As a gamer, I love when stories are told through objects. Video games like Gone Home and Everybody’s Gone to the Rapture don’t give you any explanation or backstory on what’s happening, just an environment with objects that, when interpreted, collaboratively tell the story of what happened in the place you’re inhabiting. Playing The Last of Us, we learn so much about people’s lives and how they got infected by exploring abandoned houses and interacting with the objects left behind. What’s so powerful about these found objects is that they require the player to make connections and realizations, and leave the player with a sensory tangible experience instead of an abstraction of information. This embodies the often-used truism of the creative writing classroom: “show don’t tell” — that is, let your reader come to conclusions instead of explaining everything to them. Readers are smart; they can make conclusions on their own.
When I started rewriting my most recent YA project, I was thinking about video games’ storytelling devices and wondered if I could tell a story purely through found objects. Since my MC is a budding psychologist, these objects included: charts, graphs, consent forms, research papers, homework assignments, texts, and other objects she’d naturally use in her daily experiences. Since I had been working in poetry for a while and found fiction daunting, these objects not only gave me a new, interesting angle to work with, but helped make rewriting a novel feel a little less daunting.
As a reader, I grew up with E. Lockhart’s The Boy Book and Lauren Myracle’s ttyl series, and only recently have I realized how their use of objects was so revolutionary to me as a reader. While The Boy Book has quite a bit of standard narration, the excerpts from the “boy book”, emails and Ruby’s lists give us voice and narrative information without interrupting the main storyline. ttyl condenses story purely to instant message dialogue — and in visually maintaining the format of instant messaging made me as a reader feel even more immersed in the experience.
I’m excited to see that many YA authors are exploring how to effectively use found objects in their novels to give their readers information. One book that does this in a really interesting way is Life on the Refrigerator Door by Alice Kuipers. The book, as the title implies, is composed purely of refrigerator notes exchanged between a daughter and her mother. It’s surprising how much information can be conveyed in these brief notes, and how the barrier between reader and protagonist diminishes as we’re in direct contact with the objects the characters themselves encounter and write.
While Life on the Refrigerator Door is fascinating, purely using objects to tell a story gets exhausting over time. I found as I worked on my YA project that I needed some “breathers” between found objects and chose to incorporate narrated diary entries that give readers a little more context, and rest from doing so much work. What I realized in the end is that (this might seem obvious) novels are different mediums than video games. Readers expect a different experience than gamers. And because of this, novels have to carefully balance objects with narration.
This is why I really love Julie Israel’s debut YA Juniper Lemon’s Happiness Index. Juniper is trying to cope with her sister’s death, and when she loses a paper that had some of her vulnerable thoughts about that death on it, she starts dumpster diving—and what she discovers in the process is fascinating. The way we as readers learn about Juniper’s classmates and family is the same way Juniper learns about them: through found objects. As she searches, she finds a newspaper obituary, a note threatening suicide, love letters to famous artists, and more. The objects are just as surprising to us as readers as they are to Juniper, and do so much work in such a small space. Instead of Julie explaining that the mother can’t cope with her daughter’s death, we find an obituary hidden in a box of baking soda in the pantry. I remember this because it wasn’t an abstract piece of information, it was a sensory detail that I could see, and that made me “fill in the gaps” to understand who this mother character is better.

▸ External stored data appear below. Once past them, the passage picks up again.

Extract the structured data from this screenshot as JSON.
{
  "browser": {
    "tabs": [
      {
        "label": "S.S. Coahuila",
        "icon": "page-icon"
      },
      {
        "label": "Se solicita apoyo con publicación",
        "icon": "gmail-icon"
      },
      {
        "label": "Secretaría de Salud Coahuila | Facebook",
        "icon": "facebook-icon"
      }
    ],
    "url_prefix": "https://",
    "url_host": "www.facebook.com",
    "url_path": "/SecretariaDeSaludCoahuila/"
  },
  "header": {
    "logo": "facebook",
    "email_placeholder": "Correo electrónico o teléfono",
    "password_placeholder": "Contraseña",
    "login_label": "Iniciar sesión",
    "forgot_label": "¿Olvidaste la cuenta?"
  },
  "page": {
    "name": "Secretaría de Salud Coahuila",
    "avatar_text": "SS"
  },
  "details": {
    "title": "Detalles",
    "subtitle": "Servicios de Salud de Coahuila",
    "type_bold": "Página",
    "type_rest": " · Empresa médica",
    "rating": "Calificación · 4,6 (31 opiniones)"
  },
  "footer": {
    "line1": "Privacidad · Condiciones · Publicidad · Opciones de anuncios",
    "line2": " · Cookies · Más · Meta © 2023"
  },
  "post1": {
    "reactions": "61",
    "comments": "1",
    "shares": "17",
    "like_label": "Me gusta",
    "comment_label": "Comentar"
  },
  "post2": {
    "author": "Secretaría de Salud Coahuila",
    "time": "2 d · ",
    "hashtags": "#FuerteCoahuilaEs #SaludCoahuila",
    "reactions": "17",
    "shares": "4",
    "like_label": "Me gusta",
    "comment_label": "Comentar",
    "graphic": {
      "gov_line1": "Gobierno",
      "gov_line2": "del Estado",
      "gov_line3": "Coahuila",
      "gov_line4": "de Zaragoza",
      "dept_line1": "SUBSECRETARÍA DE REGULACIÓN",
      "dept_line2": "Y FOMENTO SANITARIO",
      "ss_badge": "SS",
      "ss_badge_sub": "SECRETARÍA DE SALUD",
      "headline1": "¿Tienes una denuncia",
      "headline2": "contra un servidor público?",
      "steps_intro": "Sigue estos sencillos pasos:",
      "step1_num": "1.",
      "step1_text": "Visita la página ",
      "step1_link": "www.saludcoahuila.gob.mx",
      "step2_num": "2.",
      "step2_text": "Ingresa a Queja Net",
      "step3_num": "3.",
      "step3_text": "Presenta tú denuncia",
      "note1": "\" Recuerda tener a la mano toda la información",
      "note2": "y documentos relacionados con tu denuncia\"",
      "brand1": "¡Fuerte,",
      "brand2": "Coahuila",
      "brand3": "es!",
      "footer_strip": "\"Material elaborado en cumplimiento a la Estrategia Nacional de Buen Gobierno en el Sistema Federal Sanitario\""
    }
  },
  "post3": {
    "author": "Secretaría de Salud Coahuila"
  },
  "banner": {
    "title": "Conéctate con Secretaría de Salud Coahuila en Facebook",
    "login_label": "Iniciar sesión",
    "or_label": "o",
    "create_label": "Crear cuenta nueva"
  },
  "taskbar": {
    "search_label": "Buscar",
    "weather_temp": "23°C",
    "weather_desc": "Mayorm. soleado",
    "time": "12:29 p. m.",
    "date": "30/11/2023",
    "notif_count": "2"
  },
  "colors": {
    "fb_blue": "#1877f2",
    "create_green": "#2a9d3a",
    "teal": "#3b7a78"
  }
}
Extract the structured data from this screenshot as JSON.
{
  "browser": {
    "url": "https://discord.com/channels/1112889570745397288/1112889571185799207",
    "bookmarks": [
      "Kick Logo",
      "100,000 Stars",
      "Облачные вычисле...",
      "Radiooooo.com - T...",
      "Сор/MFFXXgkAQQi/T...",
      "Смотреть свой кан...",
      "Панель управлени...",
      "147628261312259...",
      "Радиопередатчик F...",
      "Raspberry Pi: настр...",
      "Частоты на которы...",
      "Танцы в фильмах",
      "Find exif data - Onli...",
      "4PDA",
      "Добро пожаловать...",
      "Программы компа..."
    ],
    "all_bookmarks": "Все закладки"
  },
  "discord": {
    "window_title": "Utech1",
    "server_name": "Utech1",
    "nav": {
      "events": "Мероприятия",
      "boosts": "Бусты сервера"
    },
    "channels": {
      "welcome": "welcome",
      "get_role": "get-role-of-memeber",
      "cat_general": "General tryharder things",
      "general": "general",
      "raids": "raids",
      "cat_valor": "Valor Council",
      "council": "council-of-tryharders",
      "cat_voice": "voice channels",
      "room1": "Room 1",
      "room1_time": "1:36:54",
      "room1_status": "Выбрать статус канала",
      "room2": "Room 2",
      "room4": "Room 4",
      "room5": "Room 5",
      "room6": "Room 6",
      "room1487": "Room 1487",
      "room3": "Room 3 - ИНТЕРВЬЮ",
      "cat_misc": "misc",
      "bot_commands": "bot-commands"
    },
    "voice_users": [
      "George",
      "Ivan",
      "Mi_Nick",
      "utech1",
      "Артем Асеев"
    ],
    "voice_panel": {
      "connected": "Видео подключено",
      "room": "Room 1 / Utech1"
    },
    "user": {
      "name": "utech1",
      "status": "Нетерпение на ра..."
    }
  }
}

I could go on and on about how YA authors are integrating interesting objects into their stories — and all the new ways authors are finding to break down the barrier between reader and protagonist. As I think about these books, I’m reminded of my poetry professor, who in graduate school kept telling me to cut off the last stanza of my poems. He said I explained too much and wasn’t trusting my reader. He would cut off my poems to end on an image. He quoted Ezra Pound, saying: “The natural object is always the adequate symbol” — that is, objects do the work of making a statement on their own; they don’t need any explanations. What’s great about this phrase is that it doesn’t just apply to poetry, but any good writing: whether in games, poems or YA novels.